Credit cards serenade the newly bankrupt
When a person who’s just filed for bankruptcy begins to get credit cards by the dozens, there’s definitely cause for worry. As increasing numbers of people fall into irreversible debt traps and file for bankruptcy, a disturbing trend is emerging. There are more companies that now want them as customers. From Citibank to MasterCard, all of them have propositioned the newly bankrupt. So what is it that draws the banks to these cash-strapped people?
An open secret in the financial community — these newly available customers are charged some of the highest interest rates — some banks charge nearly 20% and more as interest rates. Also, the new bankruptcy law makes it harder for debtors to free themselves from the yoke of credit card debt. Once you have filed for bankruptcy, you have to wait a good eight years before you can liquidate new debts through bankruptcy again.

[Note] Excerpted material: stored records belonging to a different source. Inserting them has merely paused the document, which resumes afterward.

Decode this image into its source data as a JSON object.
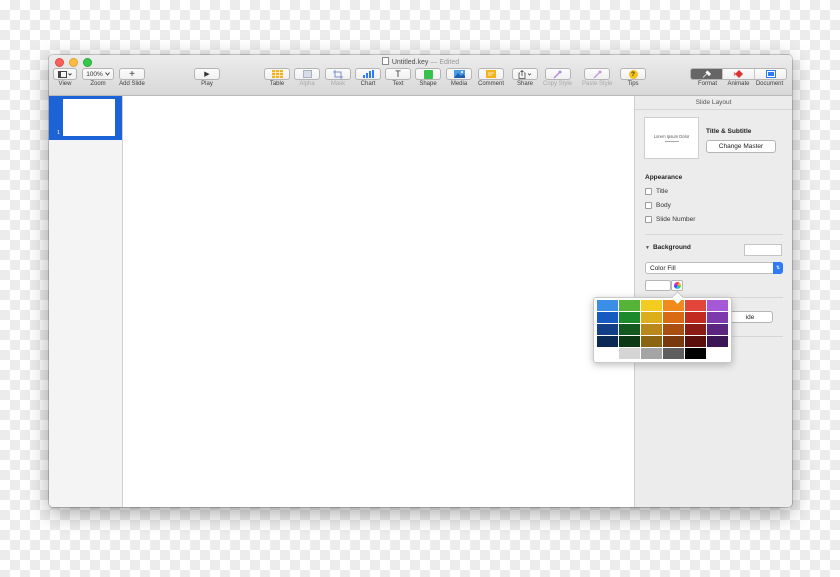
{
  "window": {
    "file_name": "Untitled.key",
    "separator": "—",
    "status": "Edited"
  },
  "toolbar": {
    "view_label": "View",
    "zoom_value": "100%",
    "zoom_label": "Zoom",
    "add_slide_label": "Add Slide",
    "play_label": "Play",
    "table_label": "Table",
    "alpha_label": "Alpha",
    "mask_label": "Mask",
    "chart_label": "Chart",
    "text_label": "Text",
    "shape_label": "Shape",
    "media_label": "Media",
    "comment_label": "Comment",
    "share_label": "Share",
    "copy_style_label": "Copy Style",
    "paste_style_label": "Paste Style",
    "tips_label": "Tips",
    "tips_glyph": "?",
    "text_glyph": "T",
    "add_glyph": "+",
    "play_glyph": "▶",
    "format_label": "Format",
    "animate_label": "Animate",
    "document_label": "Document"
  },
  "navigator": {
    "slides": [
      {
        "number": "1"
      }
    ]
  },
  "inspector": {
    "title": "Slide Layout",
    "master_thumb_text": "Lorem Ipsum Dolor",
    "master_name": "Title & Subtitle",
    "change_master_label": "Change Master",
    "appearance_heading": "Appearance",
    "checkboxes": [
      {
        "label": "Title",
        "checked": false
      },
      {
        "label": "Body",
        "checked": false
      },
      {
        "label": "Slide Number",
        "checked": false
      }
    ],
    "background_heading": "Background",
    "fill_type": "Color Fill",
    "partial_button_label": "ide"
  },
  "palette": {
    "rows": [
      [
        "#3a8ee6",
        "#55b337",
        "#f2cc1e",
        "#f08a1c",
        "#e2463a",
        "#a659d6"
      ],
      [
        "#1659c0",
        "#1c8a2c",
        "#dcae1b",
        "#d86a14",
        "#c22a1f",
        "#7d3aad"
      ],
      [
        "#123f86",
        "#145a20",
        "#b8891a",
        "#a94f12",
        "#8b1b14",
        "#5a2680"
      ],
      [
        "#0b2955",
        "#0c3814",
        "#8a6512",
        "#7a380d",
        "#5a0f0c",
        "#3a1654"
      ],
      [
        "#ffffff",
        "#d5d5d5",
        "#a5a5a5",
        "#5e5e5e",
        "#000000",
        "#ffffff"
      ]
    ]
  },
  "colors": {
    "selection_blue": "#1d63d8",
    "accent_blue": "#2f7bf5"
  }
}
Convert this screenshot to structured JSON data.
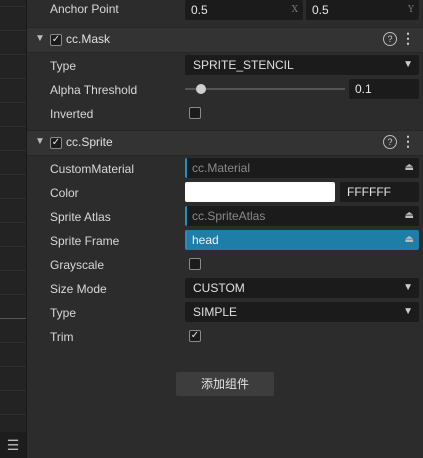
{
  "anchor": {
    "label": "Anchor Point",
    "x": "0.5",
    "y": "0.5",
    "x_axis": "X",
    "y_axis": "Y"
  },
  "mask": {
    "title": "cc.Mask",
    "type_label": "Type",
    "type_value": "SPRITE_STENCIL",
    "alpha_label": "Alpha Threshold",
    "alpha_value": "0.1",
    "alpha_fraction": 0.1,
    "inverted_label": "Inverted"
  },
  "sprite": {
    "title": "cc.Sprite",
    "custom_material_label": "CustomMaterial",
    "custom_material_value": "cc.Material",
    "color_label": "Color",
    "color_hex": "FFFFFF",
    "color_value": "#ffffff",
    "atlas_label": "Sprite Atlas",
    "atlas_value": "cc.SpriteAtlas",
    "frame_label": "Sprite Frame",
    "frame_value": "head",
    "grayscale_label": "Grayscale",
    "size_mode_label": "Size Mode",
    "size_mode_value": "CUSTOM",
    "type_label": "Type",
    "type_value": "SIMPLE",
    "trim_label": "Trim"
  },
  "add_component": "添加组件",
  "icons": {
    "help": "?",
    "more": "⋮",
    "menu": "☰",
    "chevron": "▼",
    "lock": "⏏"
  },
  "colors": {
    "accent": "#2a8bbf",
    "frame_fill": "#1f7ea8"
  }
}
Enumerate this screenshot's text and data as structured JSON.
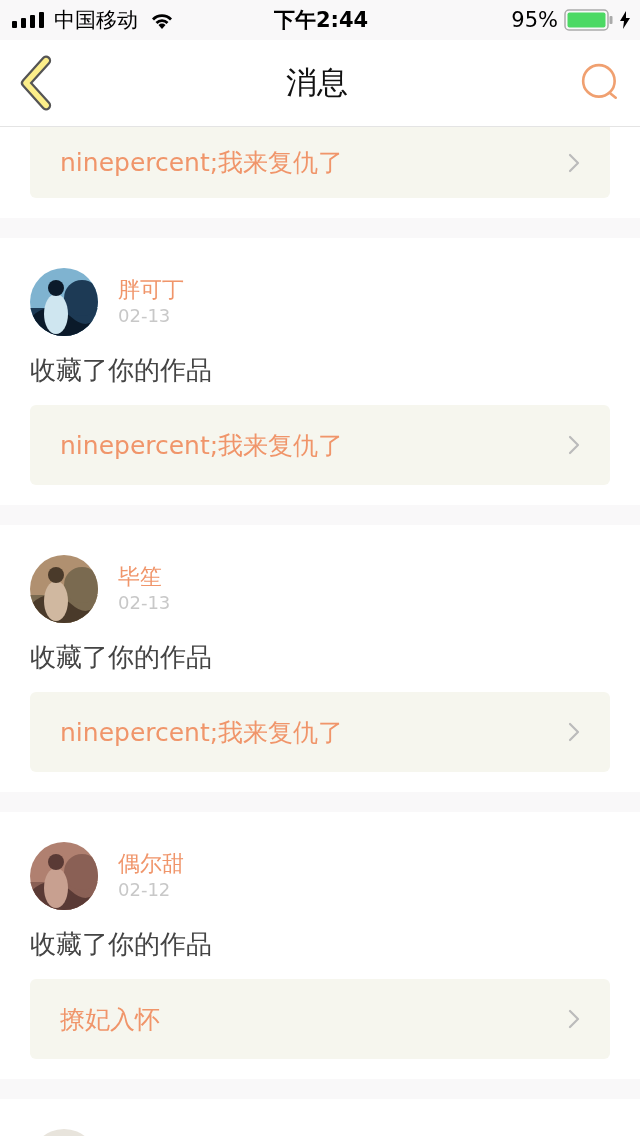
{
  "status_bar": {
    "carrier": "中国移动",
    "time": "下午2:44",
    "battery": "95%"
  },
  "nav": {
    "title": "消息"
  },
  "messages": [
    {
      "work": "ninepercent;我来复仇了"
    },
    {
      "avatar": {
        "kind": "picture"
      },
      "name": "胖可丁",
      "date": "02-13",
      "action": "收藏了你的作品",
      "work": "ninepercent;我来复仇了"
    },
    {
      "avatar": {
        "kind": "picture"
      },
      "name": "毕笙",
      "date": "02-13",
      "action": "收藏了你的作品",
      "work": "ninepercent;我来复仇了"
    },
    {
      "avatar": {
        "kind": "picture"
      },
      "name": "偶尔甜",
      "date": "02-12",
      "action": "收藏了你的作品",
      "work": "撩妃入怀"
    },
    {
      "avatar": {
        "kind": "picture"
      }
    }
  ]
}
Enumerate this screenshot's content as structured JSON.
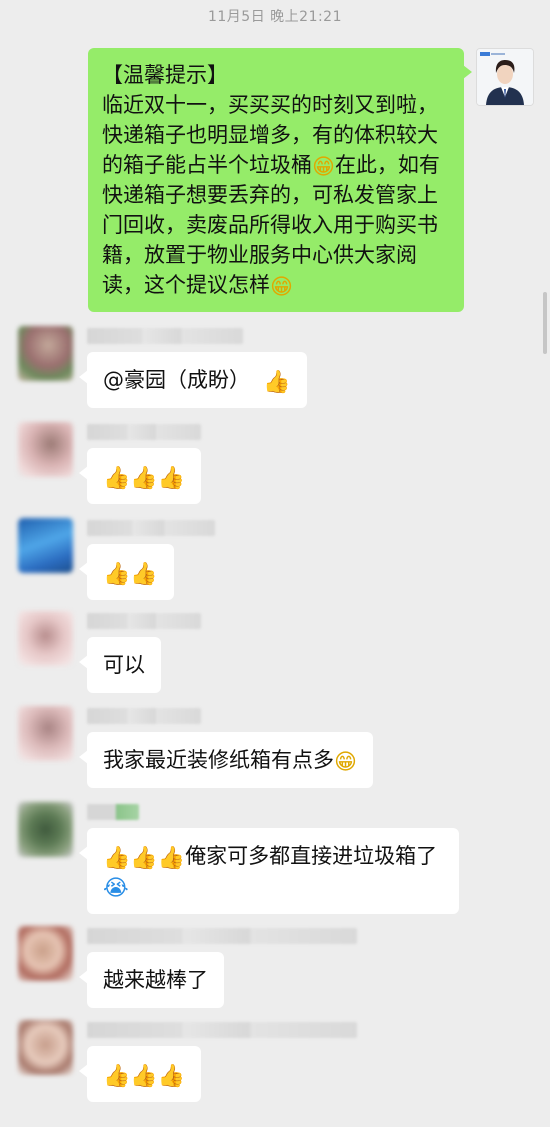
{
  "timestamp": "11月5日 晚上21:21",
  "outgoing": {
    "lines": [
      "【温馨提示】",
      "临近双十一，买买买的时刻又到啦，快递箱子也明显增多，有的体积较大的箱子能占半个垃圾桶"
    ],
    "line2_tail": "在此，如有快递箱子想要丢弃的，可私发管家上门回收，卖废品所得收入用于购买书籍，放置于物业服务中心供大家阅读，这个提议怎样",
    "emoji_grin": "😁"
  },
  "messages": [
    {
      "text": "@豪园（成盼）",
      "trail": "👍"
    },
    {
      "text": "",
      "trail": "👍👍👍"
    },
    {
      "text": "",
      "trail": "👍👍"
    },
    {
      "text": "可以",
      "trail": ""
    },
    {
      "text": "我家最近装修纸箱有点多",
      "trail": "😁"
    },
    {
      "lead": "👍👍👍",
      "text": "俺家可多都直接进垃圾箱了",
      "trail": "😭"
    },
    {
      "text": "越来越棒了",
      "trail": ""
    },
    {
      "text": "",
      "trail": "👍👍👍"
    }
  ]
}
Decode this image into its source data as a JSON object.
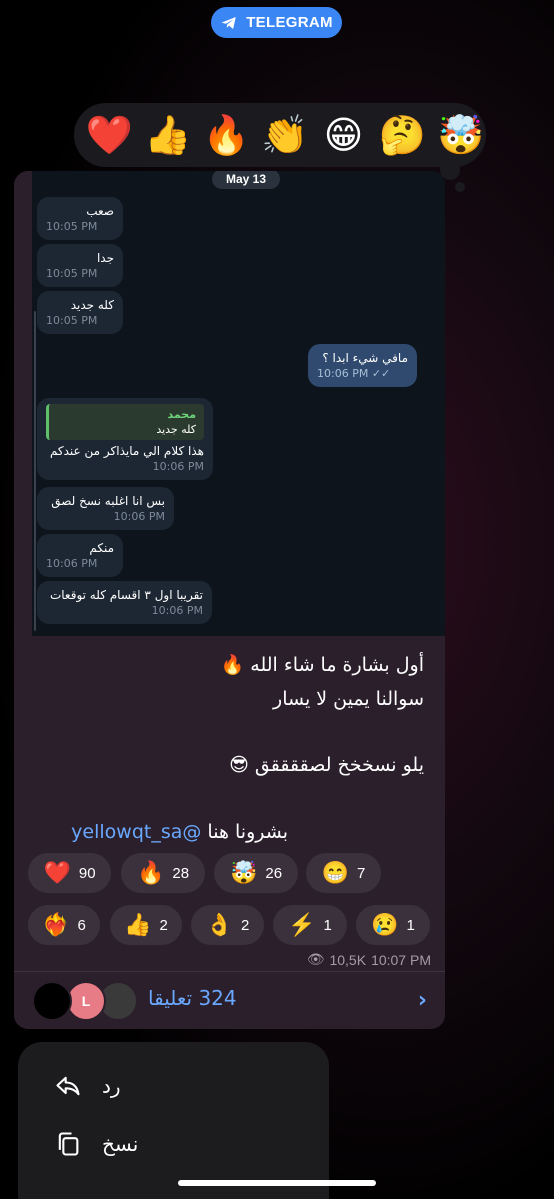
{
  "header": {
    "badge_label": "TELEGRAM"
  },
  "reaction_picker": [
    "❤️",
    "👍",
    "🔥",
    "👏",
    "😁",
    "🤔",
    "🤯"
  ],
  "screenshot": {
    "date": "May 13",
    "messages": [
      {
        "text": "صعب",
        "time": "10:05 PM",
        "out": false
      },
      {
        "text": "جدا",
        "time": "10:05 PM",
        "out": false
      },
      {
        "text": "كله جديد",
        "time": "10:05 PM",
        "out": false
      },
      {
        "text": "مافي شيء ابدا ؟",
        "time": "10:06 PM",
        "out": true
      },
      {
        "reply_name": "محمد",
        "reply_text": "كله جديد",
        "text": "هذا كلام الي مايذاكر من عندكم",
        "time": "10:06 PM",
        "out": false
      },
      {
        "text": "بس انا اغلبه نسخ لصق",
        "time": "10:06 PM",
        "out": false
      },
      {
        "text": "منكم",
        "time": "10:06 PM",
        "out": false
      },
      {
        "text": "تقريبا اول ٣ اقسام كله توقعات",
        "time": "10:06 PM",
        "out": false
      }
    ]
  },
  "caption": {
    "line1": "أول بشارة ما شاء الله 🔥",
    "line2": "سوالنا يمين لا يسار",
    "line3": "يلو نسخخخ لصققققق 😎",
    "line4_text": "بشرونا هنا ",
    "line4_link": "@yellowqt_sa"
  },
  "reactions": [
    {
      "emoji": "❤️",
      "count": "90"
    },
    {
      "emoji": "🔥",
      "count": "28"
    },
    {
      "emoji": "🤯",
      "count": "26"
    },
    {
      "emoji": "😁",
      "count": "7"
    },
    {
      "emoji": "❤️‍🔥",
      "count": "6"
    },
    {
      "emoji": "👍",
      "count": "2"
    },
    {
      "emoji": "👌",
      "count": "2"
    },
    {
      "emoji": "⚡",
      "count": "1"
    },
    {
      "emoji": "😢",
      "count": "1"
    }
  ],
  "post_meta": {
    "views": "10,5K",
    "time": "10:07 PM"
  },
  "comments": {
    "label": "324 تعليقا",
    "avatar_initial": "L"
  },
  "context_menu": [
    {
      "label": "رد",
      "icon": "reply-icon"
    },
    {
      "label": "نسخ",
      "icon": "copy-icon"
    }
  ]
}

These two points make newly bankrupt people a great source of revenue for banks. The old debts are all cleared now and any new debts will have to be paid back for at least 8 years! And the worst part? Under the new law many of those who file for bankruptcy again, have to pay their previous credit card bills — bills that may have been excused under the old law.
But bankers beg to differ. They believe that by providing the newly bankrupt with credit cards, the banks are offering them a chance to start anew, afresh. But the argument sounds flimsy when faced with the ire of consumer groups who believe that this will only create a continuous and irreversible debt loop for millions of Americans.